[A figueira]

                                         

[Leia ouvindo "O mundo é um Moinho" - Cazuza]




["Eu vi minha vida ramificando-se diante de mim como a figueira verde da história. Na ponta de cada galho, como um figo gordo e roxo, um futuro maravilhoso acenava e piscava. Um figo era um marido, um lar feliz e filhos, outro era uma poetisa famosa e consagrada, outro era uma professora brilhante, outro era a Europa, a África e a América do Sul, outro era Constantino e Sócrates e Átila e outros vários amantes com nomes exóticos e profissões excêntricas, outro ainda era uma campeã olímpica. E, acima de tais figos, havia muitos outros. Eu não conseguia prosseguir. Encontrei-me sentada na forquilha da figueira, morrendo de fome, só porque não conseguia optar entre um dos figos. Eu gostaria de devorar a todos, mas escolher um significava perder todos os outros. Talvez querer tudo signifique não querer nada. Então, enquanto eu permanecia sentada, incapaz de optar, os figos começaram a murchar e escurecer e, um por um, despencar aos meus pés". - A redoma de vidro.]

 

["No dia seguinte, quando estavam saindo de Betânia, Jesus teve fome. Vendo à distância uma figueira com folhas, foi ver se encontraria nela algum fruto. Aproximando-se dela, nada encontrou, a não ser folhas, porque não era tempo de figos. Então lhe disse: "Ninguém mais coma de seu fruto". E os seus discípulos ouviram-no dizer isso." - Marcos 11:12-14]

    

     Esses dias meu comprimido de ficar feliz caiu. Ele me acompanha já faz seis anos. Primeiro com 20mg, depois com 15mg, hoje com 10mg. E depois de tanto tempo, eu o deixei cair, rolar pelo chão. Procurei a felicidade encapsulada por uns demorados minutos.

     Tive um dia difícil, cheio de gritarias, cobranças e olhos atentos; ao mesmo tempo eu era invisível e me esquivava pelos corredores e fugia de espelhos e graças a Deus, porque eu nem posso mesmo encarar meu reflexo. 

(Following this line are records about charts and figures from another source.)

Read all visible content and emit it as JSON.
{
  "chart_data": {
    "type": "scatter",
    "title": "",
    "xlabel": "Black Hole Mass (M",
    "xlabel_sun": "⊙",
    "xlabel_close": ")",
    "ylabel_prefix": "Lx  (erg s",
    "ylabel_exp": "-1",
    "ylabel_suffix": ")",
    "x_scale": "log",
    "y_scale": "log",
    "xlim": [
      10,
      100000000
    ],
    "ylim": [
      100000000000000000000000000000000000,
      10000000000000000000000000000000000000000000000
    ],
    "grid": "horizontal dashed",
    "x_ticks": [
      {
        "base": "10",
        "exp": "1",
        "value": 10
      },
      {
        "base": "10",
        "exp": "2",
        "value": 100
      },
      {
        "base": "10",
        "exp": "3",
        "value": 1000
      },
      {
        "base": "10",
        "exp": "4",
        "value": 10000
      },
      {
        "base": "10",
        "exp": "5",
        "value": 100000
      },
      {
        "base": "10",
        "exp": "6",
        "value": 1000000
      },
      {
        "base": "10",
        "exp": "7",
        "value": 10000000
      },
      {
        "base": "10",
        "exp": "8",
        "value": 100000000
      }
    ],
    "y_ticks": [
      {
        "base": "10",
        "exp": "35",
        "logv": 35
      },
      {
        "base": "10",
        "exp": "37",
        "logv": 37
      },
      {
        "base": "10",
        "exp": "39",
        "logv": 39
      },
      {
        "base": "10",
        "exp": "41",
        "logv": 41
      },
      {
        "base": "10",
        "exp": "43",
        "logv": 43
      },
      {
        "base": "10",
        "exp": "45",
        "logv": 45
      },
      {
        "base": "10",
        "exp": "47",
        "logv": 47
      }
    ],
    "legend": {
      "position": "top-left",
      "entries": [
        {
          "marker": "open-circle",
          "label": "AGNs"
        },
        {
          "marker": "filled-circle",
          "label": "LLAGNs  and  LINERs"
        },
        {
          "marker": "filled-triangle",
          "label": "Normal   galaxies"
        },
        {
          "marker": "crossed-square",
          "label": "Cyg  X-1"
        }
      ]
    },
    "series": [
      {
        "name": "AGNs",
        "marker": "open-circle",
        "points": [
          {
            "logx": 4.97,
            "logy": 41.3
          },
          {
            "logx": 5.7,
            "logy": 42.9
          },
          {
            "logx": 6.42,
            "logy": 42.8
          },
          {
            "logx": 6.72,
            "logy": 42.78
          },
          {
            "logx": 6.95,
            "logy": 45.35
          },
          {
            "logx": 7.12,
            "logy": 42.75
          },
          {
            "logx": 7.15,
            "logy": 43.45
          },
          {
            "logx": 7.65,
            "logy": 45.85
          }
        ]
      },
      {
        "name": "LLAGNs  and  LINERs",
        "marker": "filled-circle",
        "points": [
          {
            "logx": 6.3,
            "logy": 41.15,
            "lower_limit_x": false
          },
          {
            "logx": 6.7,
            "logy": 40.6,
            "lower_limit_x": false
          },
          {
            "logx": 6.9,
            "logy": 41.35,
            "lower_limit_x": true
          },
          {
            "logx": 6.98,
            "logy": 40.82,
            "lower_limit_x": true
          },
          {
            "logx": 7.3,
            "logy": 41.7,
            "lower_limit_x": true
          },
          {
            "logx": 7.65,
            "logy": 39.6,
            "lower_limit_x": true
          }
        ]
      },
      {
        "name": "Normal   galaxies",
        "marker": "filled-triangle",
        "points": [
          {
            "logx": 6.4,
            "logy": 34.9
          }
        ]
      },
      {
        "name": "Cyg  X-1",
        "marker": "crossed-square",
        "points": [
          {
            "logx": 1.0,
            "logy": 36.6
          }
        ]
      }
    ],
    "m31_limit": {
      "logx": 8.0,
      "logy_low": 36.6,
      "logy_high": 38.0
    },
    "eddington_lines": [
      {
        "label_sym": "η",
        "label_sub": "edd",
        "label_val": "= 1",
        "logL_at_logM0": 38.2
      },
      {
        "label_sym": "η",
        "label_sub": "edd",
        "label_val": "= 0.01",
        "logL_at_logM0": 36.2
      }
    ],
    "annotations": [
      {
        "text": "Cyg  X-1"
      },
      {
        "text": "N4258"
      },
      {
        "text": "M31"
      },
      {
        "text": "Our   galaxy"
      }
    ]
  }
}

    Hoje eu custei R$67,89 só por estar viva. Dinheiro da passagem, alimentação, comprimidos - e o salário ainda não caiu. Trabalhei. Corri. Voei. Cai. Não comi direito. Não bebi direito. Não respirei direito. E minhas costas doem. Mesmo assim, eu custei R$67.89 no dia de hoje. 

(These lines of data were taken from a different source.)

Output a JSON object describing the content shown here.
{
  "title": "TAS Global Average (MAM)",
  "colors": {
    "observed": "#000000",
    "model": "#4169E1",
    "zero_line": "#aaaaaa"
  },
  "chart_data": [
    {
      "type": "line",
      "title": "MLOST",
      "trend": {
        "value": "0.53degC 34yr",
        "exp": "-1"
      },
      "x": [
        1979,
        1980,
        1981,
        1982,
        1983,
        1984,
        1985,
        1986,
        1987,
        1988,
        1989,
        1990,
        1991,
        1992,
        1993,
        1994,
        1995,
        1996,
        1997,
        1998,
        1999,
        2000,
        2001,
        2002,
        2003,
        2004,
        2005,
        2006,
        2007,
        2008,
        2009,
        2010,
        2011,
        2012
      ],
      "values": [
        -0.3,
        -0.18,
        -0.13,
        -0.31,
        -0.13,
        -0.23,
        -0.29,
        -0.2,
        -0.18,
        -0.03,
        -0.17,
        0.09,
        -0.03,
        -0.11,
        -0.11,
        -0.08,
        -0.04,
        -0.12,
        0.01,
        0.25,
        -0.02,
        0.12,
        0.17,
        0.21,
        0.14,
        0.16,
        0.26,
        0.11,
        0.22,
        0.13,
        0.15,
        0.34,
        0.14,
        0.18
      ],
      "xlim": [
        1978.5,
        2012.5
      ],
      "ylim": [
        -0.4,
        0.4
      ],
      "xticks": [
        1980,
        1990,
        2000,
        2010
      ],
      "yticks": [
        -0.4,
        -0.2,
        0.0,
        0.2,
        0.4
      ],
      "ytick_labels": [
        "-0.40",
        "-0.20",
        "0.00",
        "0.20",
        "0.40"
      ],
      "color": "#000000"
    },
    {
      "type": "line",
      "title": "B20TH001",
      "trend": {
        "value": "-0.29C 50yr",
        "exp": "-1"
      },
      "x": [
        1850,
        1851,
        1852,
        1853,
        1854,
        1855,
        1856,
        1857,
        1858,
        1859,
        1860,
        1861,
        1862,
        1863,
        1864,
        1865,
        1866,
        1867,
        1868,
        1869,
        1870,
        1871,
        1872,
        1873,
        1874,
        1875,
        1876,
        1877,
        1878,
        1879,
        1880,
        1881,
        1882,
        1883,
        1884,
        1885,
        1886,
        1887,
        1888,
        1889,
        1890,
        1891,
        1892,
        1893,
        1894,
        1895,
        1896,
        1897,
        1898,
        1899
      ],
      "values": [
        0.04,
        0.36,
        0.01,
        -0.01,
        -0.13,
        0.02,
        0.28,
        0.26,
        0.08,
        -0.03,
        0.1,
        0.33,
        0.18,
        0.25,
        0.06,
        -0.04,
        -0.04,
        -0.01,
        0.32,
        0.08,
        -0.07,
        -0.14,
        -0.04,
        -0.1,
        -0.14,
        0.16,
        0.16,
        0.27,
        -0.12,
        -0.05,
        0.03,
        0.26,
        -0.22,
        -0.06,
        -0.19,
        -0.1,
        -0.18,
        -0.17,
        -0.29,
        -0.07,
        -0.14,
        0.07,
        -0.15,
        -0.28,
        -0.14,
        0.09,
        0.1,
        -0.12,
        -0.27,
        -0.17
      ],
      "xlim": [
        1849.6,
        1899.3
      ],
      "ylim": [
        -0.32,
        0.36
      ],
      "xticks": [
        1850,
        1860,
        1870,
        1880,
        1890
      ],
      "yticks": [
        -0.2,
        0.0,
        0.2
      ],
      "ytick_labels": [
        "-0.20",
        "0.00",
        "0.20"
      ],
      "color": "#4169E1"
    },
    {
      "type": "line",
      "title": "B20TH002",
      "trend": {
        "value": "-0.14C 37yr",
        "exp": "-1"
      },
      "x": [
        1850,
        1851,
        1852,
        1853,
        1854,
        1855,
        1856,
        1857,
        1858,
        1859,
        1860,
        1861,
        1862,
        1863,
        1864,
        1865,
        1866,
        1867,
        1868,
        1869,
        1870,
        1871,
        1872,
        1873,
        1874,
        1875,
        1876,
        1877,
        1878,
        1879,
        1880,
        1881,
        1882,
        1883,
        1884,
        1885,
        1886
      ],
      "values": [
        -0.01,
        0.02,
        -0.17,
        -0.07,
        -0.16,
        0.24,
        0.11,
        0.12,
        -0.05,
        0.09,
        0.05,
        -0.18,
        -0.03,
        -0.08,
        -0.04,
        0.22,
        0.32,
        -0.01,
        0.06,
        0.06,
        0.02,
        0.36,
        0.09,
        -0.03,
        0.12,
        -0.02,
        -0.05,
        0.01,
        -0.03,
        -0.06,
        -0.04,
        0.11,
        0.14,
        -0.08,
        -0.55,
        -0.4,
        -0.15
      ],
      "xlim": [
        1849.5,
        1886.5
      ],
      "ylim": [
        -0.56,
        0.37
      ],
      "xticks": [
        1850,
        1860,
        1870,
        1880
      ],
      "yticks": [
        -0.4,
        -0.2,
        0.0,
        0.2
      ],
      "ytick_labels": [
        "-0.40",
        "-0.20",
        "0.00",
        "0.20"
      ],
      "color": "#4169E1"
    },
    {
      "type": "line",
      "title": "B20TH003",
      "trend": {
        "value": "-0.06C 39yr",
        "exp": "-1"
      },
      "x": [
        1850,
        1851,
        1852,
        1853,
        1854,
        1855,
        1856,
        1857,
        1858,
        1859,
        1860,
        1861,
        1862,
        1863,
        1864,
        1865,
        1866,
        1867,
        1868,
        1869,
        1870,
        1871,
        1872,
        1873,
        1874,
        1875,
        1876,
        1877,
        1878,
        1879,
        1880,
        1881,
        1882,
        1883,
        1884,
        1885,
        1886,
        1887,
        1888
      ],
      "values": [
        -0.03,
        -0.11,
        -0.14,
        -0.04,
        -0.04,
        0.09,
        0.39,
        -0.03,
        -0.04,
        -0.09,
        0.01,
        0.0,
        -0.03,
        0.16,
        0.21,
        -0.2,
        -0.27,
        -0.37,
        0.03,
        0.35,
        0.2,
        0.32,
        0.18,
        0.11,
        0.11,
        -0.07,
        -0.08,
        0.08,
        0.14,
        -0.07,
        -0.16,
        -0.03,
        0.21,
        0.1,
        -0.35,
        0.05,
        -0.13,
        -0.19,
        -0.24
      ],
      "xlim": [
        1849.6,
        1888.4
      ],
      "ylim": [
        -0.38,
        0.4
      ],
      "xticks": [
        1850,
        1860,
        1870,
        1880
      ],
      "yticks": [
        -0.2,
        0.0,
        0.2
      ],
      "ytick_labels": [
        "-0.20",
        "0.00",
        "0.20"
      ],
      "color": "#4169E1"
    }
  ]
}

    Viver é caro e é um trabalho ingrato. O oxigênio me falta, meus ossos se corroem, meu comprimido escapa dos dedos e meu quarto ainda está bagunçado. Penso que não vou dormir o suficiente hoje. Penso que não tenho tempo para planejar o futuro e sonhar certos sonhos. Meu sono precisa ser rápido; em tela preta, sem muita surpresas. Penso que ainda não estou pronta para abandonar certos sonhos, mas que ainda sou medíocre em tudo que eu faço. 

    Eu acho o comprimido. Eu o assopro. engulo com dois dedos de água. Talvez amanhã eu custe R$65,83. Talvez eu pense em algo bonito antes de ir para o trabalho. Talvez eu sonhe colorido essa noite. 

    Eu vejo minha figueira, lembro dos figos que pairavam nela quando eu tinha 17. Eles eram lustrosos e eu poderia me esticar e escolher o que eu quisesse. Mas não decidi. A figueira morre de fome como eu; não dá mais frutos e, Jesus se me visse, me amaldiçoaria. Mas Sylvia me mandar comer. Talvez a vida não seja tão curta assim.